Examples
Let’s walk through some use cases of LOTUS. First let’s configure LOTUS to use GPT-3.5-Turbo for the LLM and E5 as the embedding model. Then let’s define a dataset of courses and their descriptions/workloads. Next let’s use LOTUS to filter for machine learning courses and then summarize how to succeed in them. This can be achieved by applying a semantic filter followed by a semantic aggregation.
import pandas as pd
import lotus
from lotus.models import SentenceTransformersRM, LM
from lotus.vector_store import FaissVS
# Configure models for LOTUS
lm = LM(model="gpt-4o-mini")
rm = SentenceTransformersRM(model="intfloat/e5-base-v2")
vs = FaissVS()
lotus.settings.configure(lm=lm, rm=rm, vs=vs)
# Dataset containing courses and their descriptions/workloads
data = [
(
"Probability and Random Processes",
"Focuses on markov chains and convergence of random processes. The workload is pretty high.",
),
(
"Deep Learning",
"Fouces on theory and implementation of neural networks. Workload varies by professor but typically isn't terrible.",
),
(
"Digital Design and Integrated Circuits",
"Focuses on building RISC-V CPUs in Verilog. Students have said that the workload is VERY high.",
),
(
"Databases",
"Focuses on implementation of a RDBMS with NoSQL topics at the end. Most students say the workload is not too high.",
),
]
df = pd.DataFrame(data, columns=["Course Name", "Description"])

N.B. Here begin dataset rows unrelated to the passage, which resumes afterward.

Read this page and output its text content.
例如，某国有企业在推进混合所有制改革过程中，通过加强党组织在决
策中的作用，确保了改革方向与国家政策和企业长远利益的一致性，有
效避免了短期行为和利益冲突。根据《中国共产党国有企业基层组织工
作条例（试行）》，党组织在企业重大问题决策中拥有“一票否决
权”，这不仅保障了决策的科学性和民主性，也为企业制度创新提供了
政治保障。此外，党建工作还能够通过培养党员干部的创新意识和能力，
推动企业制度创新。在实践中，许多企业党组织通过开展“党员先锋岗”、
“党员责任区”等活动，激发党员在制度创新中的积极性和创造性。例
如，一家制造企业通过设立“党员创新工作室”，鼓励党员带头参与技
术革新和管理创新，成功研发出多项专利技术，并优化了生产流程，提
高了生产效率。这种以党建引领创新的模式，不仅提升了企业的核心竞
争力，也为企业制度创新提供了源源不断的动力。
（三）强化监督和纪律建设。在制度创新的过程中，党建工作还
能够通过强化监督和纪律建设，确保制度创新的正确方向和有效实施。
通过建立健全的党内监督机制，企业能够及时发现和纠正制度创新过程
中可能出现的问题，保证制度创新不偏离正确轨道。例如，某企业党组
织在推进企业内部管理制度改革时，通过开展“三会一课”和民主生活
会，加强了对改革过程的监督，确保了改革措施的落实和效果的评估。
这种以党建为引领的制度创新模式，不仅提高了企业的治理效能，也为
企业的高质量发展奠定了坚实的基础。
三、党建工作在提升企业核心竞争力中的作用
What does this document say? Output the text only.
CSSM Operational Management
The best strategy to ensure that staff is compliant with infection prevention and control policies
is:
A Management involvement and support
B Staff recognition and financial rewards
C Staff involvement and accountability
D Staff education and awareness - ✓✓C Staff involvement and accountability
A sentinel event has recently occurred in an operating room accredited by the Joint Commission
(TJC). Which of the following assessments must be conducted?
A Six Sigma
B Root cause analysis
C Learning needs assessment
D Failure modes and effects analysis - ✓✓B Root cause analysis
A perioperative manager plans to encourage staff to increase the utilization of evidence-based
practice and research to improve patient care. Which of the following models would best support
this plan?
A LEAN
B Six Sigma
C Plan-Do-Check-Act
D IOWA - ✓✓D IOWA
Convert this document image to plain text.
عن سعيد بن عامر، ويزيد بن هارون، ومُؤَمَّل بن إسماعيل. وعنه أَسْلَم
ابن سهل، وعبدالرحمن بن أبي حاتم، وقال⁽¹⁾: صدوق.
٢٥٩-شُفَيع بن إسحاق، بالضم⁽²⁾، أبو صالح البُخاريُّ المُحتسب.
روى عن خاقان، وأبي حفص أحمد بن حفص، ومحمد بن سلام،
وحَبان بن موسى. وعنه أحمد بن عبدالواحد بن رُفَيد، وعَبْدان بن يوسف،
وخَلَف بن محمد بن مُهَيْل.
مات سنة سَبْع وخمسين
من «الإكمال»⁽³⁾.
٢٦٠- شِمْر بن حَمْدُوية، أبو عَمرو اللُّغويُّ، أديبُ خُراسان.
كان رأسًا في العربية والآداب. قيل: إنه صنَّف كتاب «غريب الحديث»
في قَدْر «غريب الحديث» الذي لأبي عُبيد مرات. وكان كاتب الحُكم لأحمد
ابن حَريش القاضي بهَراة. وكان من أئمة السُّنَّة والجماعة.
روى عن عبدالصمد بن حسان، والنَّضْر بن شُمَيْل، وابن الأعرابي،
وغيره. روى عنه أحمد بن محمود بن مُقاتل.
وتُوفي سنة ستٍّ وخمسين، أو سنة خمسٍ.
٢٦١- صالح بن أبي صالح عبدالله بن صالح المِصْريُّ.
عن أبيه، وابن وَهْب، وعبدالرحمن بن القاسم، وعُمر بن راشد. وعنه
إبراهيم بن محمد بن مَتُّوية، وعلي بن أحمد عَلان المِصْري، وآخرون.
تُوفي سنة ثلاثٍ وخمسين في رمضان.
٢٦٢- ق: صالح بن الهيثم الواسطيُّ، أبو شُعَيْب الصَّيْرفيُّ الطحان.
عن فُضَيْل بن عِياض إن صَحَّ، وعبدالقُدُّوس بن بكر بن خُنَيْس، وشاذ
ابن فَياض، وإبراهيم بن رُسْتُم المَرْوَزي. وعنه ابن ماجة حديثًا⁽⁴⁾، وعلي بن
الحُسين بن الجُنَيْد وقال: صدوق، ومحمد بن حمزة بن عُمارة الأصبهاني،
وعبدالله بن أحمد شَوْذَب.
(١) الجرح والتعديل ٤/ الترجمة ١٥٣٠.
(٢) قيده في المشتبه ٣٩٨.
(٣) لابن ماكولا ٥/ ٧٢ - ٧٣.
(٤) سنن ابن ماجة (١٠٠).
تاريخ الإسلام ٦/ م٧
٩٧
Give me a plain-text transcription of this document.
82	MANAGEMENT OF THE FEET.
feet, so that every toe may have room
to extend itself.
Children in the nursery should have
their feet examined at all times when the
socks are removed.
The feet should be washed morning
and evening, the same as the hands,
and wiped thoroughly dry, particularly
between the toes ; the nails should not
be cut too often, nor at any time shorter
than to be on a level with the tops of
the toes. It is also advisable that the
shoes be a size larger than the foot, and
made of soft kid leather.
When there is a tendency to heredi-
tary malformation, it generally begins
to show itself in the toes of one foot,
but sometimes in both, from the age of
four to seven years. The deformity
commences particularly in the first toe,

# Applies semantic filter followed by semantic aggregation
ml_df = df.sem_filter("{Description} indicates that the class is relevant for machine learning.")
tips = ml_df.sem_agg(
"Given each {Course Name} and its {Description}, give me a study plan to succeed in my classes."
)._output[0]
If we wanted the challenge of taking courses with a high workload, we can also use the semantic top k operator to get the top 2 courses with the highest workload.
top_2_hardest = df.sem_topk("What {Description} indicates the highest workload?", K=2)
LOTUS’s semantic join operator can be used to join two dataframes based on a predicate. Suppose we had a second dataframe containing skills we wanted to get better at (SQL and Chip Design in our case). We can use LOTUS’s semantic join to find courses that will help us improve those skills.
skills_df = pd.DataFrame(
[("SQL"), ("Chip Design")], columns=["Skill"]
)
classes_for_skills = skills_df.sem_join(
df, "Taking {Course Name} will make me better at {Skill}"
)
Two other powerful operators are the semantic index and search operators. The semantic index operator allows us to index a dataframe based on a column, while the semantic search operator allows us to search for relevant rows using the index and a query. Let’s create a semantic index on the course description column and then search for the class that is most relevant for convolutional neural networks.
# Create a semantic index on the description column and save it to the index_dir directory
df = df.sem_index("Description", "index_dir")
top_conv_df = df.sem_search("Description", "Convolutional Neural Network", K=1)
Another useful operator is the semantic map operator. Let’s see how it can be used to get some next topics to explore for each class. Additionally, let’s provide some examples to the model that can be used for demonstrations.
examples_df = pd.DataFrame(
[("Computer Graphics", "Computer Vision"), ("Real Analysis", "Complex Analysis")],
columns=["Course Name", "Answer"]
)
next_topics = df.sem_map(
"Given {Course Name}, list a topic that will be good to explore next. \
Respond with just the topic name and nothing else.", examples=examples_df, suffix="Next Topics"
)
Now you’ve seen how to use LOTUS to implement LLM-powered transformations in a couple of steps using semantic operators in LOTUS!